How to Control Your Spending With a DIY Budget

How to Control Your Spending With a DIY Budget

Are you having difficulty making ends meet? Are you spending more than you’re making? Well, the answer may be as simple as sticking to a custom-made budget that gives you the power to control your spending habits and take charge of your life. Let us show you how you can do it.

Step 1: Where’s the Money

You can make your own budget or hire a professional debt-counseling agency to do it for you. If you do it yourself, begin by writing down the income you make, what you have in savings, your expenditures and your debts. Now carefully review where all your money is going and try to get rid of any expenses you really don’t need.

Step 2: Following Your Tracks

To get a clear picture of your spending habits, we’ve supplied a helpful worksheet: Worksheet 5: Daily Expenses found in Appendix C. Make eight copies of this worksheet and then date and record all your expenditures for the next two months, using a new sheet for the start of each week.

When recording your expenses, signify the method of payment: cash, cash equivalent for check, bank withdrawal, debit card or ATM. Be sure to include all bank transactions, deposits, investments, money market accounts and bank fees.

In regards to items you purchase with a credit card, only list those expenditures once they are covered by your credit card payment. Unless you pay off the credit card bill each month, you may have to list fewer items to make up for the interest charge. Along with your monthly credit card payments, list any other monthly payments you make, such as your utility bills, mortgage or rent payments, car or school loans and donations.

As for those things you pay for annually, quarterly or semi-annually, such as property taxes, insurance payments and vehicle registration fees, list them as other expenditures on a different form after your eight-week mark. Be thorough and remember seasonal spending, such as your children’s summer camping fees and holiday gift buying. It’s important that your budget accurately reflects all your expenditures.

Step 3: Time to Review

After eight weeks, review your worksheet. It will give you a clear picture of your spending habits. At this point, you’re ready to make your budget!

Step 4: Creating Your Budget

Using Worksheet 6, you can now create your budget, or spending plan. Following your budget, you’ll learn how to control the amount of money you spend by curbing impulse-buying and spending wisely. It will also teach you how to save money, which will help you to pay off your debts and rebuild your credit.

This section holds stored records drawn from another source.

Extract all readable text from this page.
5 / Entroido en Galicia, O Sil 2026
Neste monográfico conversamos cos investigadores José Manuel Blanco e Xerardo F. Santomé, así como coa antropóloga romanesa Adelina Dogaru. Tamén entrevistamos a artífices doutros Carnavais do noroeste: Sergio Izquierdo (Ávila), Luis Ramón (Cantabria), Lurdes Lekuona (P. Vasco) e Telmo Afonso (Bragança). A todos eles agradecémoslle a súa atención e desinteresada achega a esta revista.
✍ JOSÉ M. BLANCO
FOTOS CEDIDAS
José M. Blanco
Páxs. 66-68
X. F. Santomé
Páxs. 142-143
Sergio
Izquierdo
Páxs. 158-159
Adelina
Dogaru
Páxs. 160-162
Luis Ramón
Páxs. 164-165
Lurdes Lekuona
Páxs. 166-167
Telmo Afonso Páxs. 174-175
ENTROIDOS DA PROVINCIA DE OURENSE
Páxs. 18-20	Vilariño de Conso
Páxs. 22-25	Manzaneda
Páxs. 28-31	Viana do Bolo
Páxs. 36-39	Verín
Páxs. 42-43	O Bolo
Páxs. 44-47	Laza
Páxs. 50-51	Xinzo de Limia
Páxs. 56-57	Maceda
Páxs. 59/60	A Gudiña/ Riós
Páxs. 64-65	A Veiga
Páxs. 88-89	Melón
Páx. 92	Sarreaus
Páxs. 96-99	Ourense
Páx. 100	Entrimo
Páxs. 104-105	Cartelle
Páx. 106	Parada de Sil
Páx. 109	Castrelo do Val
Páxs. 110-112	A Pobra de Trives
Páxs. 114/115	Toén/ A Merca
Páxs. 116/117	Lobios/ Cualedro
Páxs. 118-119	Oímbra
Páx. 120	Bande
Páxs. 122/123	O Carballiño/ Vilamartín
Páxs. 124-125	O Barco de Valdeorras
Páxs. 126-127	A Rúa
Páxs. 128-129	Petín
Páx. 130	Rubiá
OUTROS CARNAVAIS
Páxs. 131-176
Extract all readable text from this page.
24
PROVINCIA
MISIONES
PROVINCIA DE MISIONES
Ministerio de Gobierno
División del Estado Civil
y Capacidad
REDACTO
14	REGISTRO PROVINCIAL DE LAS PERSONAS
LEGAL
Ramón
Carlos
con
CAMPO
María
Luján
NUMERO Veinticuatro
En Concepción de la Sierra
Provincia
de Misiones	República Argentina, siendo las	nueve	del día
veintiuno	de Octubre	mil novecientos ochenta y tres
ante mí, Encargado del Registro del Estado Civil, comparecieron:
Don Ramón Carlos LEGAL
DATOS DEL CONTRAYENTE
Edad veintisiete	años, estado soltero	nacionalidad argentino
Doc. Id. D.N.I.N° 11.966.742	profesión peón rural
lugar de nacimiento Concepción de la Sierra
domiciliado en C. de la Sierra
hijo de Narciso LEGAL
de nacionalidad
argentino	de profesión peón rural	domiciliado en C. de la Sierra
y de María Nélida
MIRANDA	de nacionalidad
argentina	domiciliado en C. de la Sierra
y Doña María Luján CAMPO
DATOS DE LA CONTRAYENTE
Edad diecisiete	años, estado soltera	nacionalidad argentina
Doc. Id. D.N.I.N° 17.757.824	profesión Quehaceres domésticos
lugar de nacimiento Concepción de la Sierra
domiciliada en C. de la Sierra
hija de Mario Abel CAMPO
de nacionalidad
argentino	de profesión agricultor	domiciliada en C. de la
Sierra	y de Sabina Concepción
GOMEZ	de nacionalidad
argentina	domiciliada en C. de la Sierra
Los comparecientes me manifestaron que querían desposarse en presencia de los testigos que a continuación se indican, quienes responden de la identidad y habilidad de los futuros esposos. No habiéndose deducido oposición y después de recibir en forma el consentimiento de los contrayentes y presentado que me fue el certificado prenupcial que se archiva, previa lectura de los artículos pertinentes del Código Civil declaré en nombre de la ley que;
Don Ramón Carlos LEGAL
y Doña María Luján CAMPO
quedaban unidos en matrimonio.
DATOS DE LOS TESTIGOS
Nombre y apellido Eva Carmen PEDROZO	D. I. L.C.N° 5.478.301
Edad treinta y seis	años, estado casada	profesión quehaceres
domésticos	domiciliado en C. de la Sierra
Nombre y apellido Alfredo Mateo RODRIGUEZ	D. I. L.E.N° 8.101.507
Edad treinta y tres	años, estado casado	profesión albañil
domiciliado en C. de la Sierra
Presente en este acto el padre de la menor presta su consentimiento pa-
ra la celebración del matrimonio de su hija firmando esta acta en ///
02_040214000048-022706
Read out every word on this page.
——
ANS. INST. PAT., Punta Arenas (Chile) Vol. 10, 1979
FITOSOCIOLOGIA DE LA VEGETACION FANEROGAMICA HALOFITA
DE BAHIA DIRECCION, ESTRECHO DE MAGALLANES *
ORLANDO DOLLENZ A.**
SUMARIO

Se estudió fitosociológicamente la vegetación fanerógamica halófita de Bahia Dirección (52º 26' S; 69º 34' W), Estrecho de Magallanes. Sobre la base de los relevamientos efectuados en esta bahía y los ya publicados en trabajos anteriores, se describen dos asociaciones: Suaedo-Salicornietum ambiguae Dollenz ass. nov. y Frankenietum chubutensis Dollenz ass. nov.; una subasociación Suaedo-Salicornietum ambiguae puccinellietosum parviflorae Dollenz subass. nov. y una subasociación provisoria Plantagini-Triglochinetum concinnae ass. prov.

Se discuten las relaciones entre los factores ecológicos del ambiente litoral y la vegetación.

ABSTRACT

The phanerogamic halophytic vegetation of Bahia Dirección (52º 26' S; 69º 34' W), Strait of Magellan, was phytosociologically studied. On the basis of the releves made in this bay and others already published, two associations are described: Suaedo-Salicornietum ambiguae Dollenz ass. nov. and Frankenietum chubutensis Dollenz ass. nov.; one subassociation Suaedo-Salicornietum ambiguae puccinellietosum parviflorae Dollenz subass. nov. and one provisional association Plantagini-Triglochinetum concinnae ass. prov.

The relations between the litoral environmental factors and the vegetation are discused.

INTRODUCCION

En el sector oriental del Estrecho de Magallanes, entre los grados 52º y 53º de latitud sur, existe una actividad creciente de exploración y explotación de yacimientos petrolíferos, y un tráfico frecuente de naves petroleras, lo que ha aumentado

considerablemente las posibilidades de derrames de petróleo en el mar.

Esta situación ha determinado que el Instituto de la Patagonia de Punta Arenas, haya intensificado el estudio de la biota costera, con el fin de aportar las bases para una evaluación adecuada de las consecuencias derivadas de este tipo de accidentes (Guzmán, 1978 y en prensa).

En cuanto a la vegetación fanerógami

Begin by making a few copies of the monthly budget worksheet. Fill out the categories according to your own expenses, crossing out those you don’t have or typing in some that aren’t listed. Under the column labeled projected, in each category write your actual average monthly expenses.

Then add up all the expenses you tracked for two months and divide them in half. For your annual, seasonal or quarterly expenses, divide the amounts to get a monthly payment. For instance, $2,400 property tax would be listed in this category as $240 per month.

Step 5: Final Tallies

At the bottom of the column marked projected, write your final estimated monthly expenses on the total expenses line. Then put your estimated monthly income under the estimated total expenses. You will see that if your expenses are more than your income, you’ll need to cut back on your spending habits or find a way to increase your income, so you can adjust your budget to make it work.

Step 6: Living By Your Budget

Repeat the process of your budget report, labeling the columns by the months and updating any expenses in the categories. Continue tallying your spending at each month’s end to make sure you kept to your budget.

If you find yourself consistently overspending in one category, try cutting in another area of your budget. Your budget can be changed to fit your needs so don’t get frustrated. Remember, budgets are tools to help you simply keep track of your money.

Step 7: What to Do If You’re a Compulsive Overspender

If you are constantly overspending, learning how to control your money, not reducing your debts, is your antidote. You might want to visit debtorsanonymous.org to get more help. Here are a few other suggestions:

• Stop buying on impulse.
• Don’t purchase sales items because you still spend money on an unnecessary sales item.
• Purchase medical insurance in case of a medical emergency you might not afford.
• Pay for everything with cash, which can reduce spending.
• Avoid risky investments. Instead, consider money market funds or certificates of deposit.
• Move to a more affordable home.
• Don’t be a cosigner on a loan.

Wouldn’t it feel great to live with your debts gone? Well, obtaining financial stability is nearer than you think. Just try our budgeting tips for yourself and find out what it is like to live a life free from the cumbers of needless debt.